For nearly two decades I have been proposing just such a levy (15% of personal wealth at 65, collected after death). Metropolitan wisdom recognised the justice but dismissed it as a political non-starter. Events of the last week indicate otherwise, and the challenge now will be to get the other parties to stop taunting and use this opportunity to agree a consensus around parity of illness and an equitable framework for the older generation to collectively shoulder the cost of its care. With a bit of encouragement from Polly, Mrs May could, of course, match some of her expressed concern for the “just managing” by deciding to do just that herself.
Colin Godber
Winchester

• Dear Mrs May, In my letter to you last week (Letters, 20 May) I expressed my regret that you had excluded the idea of a cap on dementia care costs. I, meeting my wife’s £38,000-a-year care costs from our combined pension incomes of £47,000, and having spent over £110,000 on this over the past three years, hoped you would understand my concern.

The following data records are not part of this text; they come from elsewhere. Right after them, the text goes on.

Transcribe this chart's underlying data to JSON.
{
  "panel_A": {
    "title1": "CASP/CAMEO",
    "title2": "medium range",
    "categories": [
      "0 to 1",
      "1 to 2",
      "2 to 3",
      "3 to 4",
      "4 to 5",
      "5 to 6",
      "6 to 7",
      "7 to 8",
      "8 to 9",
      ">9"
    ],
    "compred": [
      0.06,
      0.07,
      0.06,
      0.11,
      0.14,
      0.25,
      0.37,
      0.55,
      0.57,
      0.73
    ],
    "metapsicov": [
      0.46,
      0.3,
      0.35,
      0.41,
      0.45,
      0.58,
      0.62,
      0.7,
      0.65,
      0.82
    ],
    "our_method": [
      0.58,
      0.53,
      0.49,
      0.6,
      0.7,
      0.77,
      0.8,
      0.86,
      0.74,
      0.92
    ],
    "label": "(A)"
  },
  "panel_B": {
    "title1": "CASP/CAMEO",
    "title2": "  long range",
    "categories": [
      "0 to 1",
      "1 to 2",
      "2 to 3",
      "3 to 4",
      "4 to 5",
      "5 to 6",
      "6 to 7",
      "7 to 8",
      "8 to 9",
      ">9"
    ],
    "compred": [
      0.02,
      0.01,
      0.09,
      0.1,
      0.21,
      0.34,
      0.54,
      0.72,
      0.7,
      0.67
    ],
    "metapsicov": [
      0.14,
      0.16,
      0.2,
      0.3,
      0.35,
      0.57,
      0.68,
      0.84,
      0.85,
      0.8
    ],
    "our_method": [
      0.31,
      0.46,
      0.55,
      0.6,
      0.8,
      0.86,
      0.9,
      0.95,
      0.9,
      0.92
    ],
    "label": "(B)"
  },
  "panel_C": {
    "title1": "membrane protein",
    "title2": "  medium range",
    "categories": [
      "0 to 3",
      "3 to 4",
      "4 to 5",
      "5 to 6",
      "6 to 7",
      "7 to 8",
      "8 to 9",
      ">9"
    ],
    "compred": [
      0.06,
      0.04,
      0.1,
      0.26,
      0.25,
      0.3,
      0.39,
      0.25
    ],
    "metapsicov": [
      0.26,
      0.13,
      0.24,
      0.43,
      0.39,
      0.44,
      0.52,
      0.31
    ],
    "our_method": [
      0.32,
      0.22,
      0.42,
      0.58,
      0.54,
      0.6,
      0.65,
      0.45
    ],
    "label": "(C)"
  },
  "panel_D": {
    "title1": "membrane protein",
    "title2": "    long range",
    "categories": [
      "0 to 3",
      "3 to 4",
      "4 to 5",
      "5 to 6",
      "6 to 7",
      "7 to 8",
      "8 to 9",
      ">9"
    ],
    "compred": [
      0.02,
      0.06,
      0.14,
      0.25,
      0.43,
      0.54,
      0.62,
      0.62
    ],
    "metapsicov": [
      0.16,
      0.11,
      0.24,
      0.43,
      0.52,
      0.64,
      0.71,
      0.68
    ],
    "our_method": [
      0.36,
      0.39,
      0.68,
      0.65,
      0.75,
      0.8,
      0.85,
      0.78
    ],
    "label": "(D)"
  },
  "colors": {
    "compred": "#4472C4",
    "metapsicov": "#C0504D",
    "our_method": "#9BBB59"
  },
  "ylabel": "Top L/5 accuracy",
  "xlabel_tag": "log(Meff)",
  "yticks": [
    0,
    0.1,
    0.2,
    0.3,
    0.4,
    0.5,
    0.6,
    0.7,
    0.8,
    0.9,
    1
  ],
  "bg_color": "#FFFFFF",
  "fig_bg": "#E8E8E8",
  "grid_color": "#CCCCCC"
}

I am so pleased to learn that you have changed your mind on capping costs – or have you? A consultation after the election on finding “the right funding model for social care” with an “absolute limit on what people pay” is all a bit vague. This could mean a repeat of the 2015 manifesto promise “to cap costs by April 2016”, binned after the election. Could you also be a bit clearer on who will pick up the care costs after I have reached my cap? Dropping it on local authorities, after their 45% cut in funding last year, will just mean inadequate payments for care, leading to more bankruptcy and care home closures, putting me back where I am now. Can we have some evidence, before the election, of what a strong and stable care package looks like?
Brian Collingridge
Wiveliscombe, Somerset

• Theresa May was right when she said her tinkering to her proposed dementia tax has changed nothing. Most people from hard-working families who are unfortunate enough to need care in old age will still have their house sold when they die to cover costs. What other reason can there be for Mrs May not telling us what level the cap will be set at until after the election? This is an anti-aspirational tax. Why invest our hard-earned money into “owning” a house when only luck will determine whether we do genuinely “own” it. Even after the mortgage is paid off it will still be little more than a lifetime rental property if you later require care. In an age of offspring living at the parental home well into adulthood, a trend that is likely to continue to increase, it brings further insecurity to the younger generation, who by inheriting the parental home at least knew they had a guaranteed roof over their heads, or could use their inheritance to help buy a property. It will disproportionately affect poorer people, whose house is by far their greatest financial asset and legacy. It is the opposite of John Major’s Conservative vision of “wealth cascading down the generations”. That Theresa May’s Conservative party continues to attempt to pass off this regressive tax as benefiting “hard-working” families and addressing “intergenerational fairness” beggars belief. To single out the cost of care for mental degenerative illness as the financial responsibility of the sufferer is a shameless attack on the postwar founding principles of our welfare state that bind us together as one nation.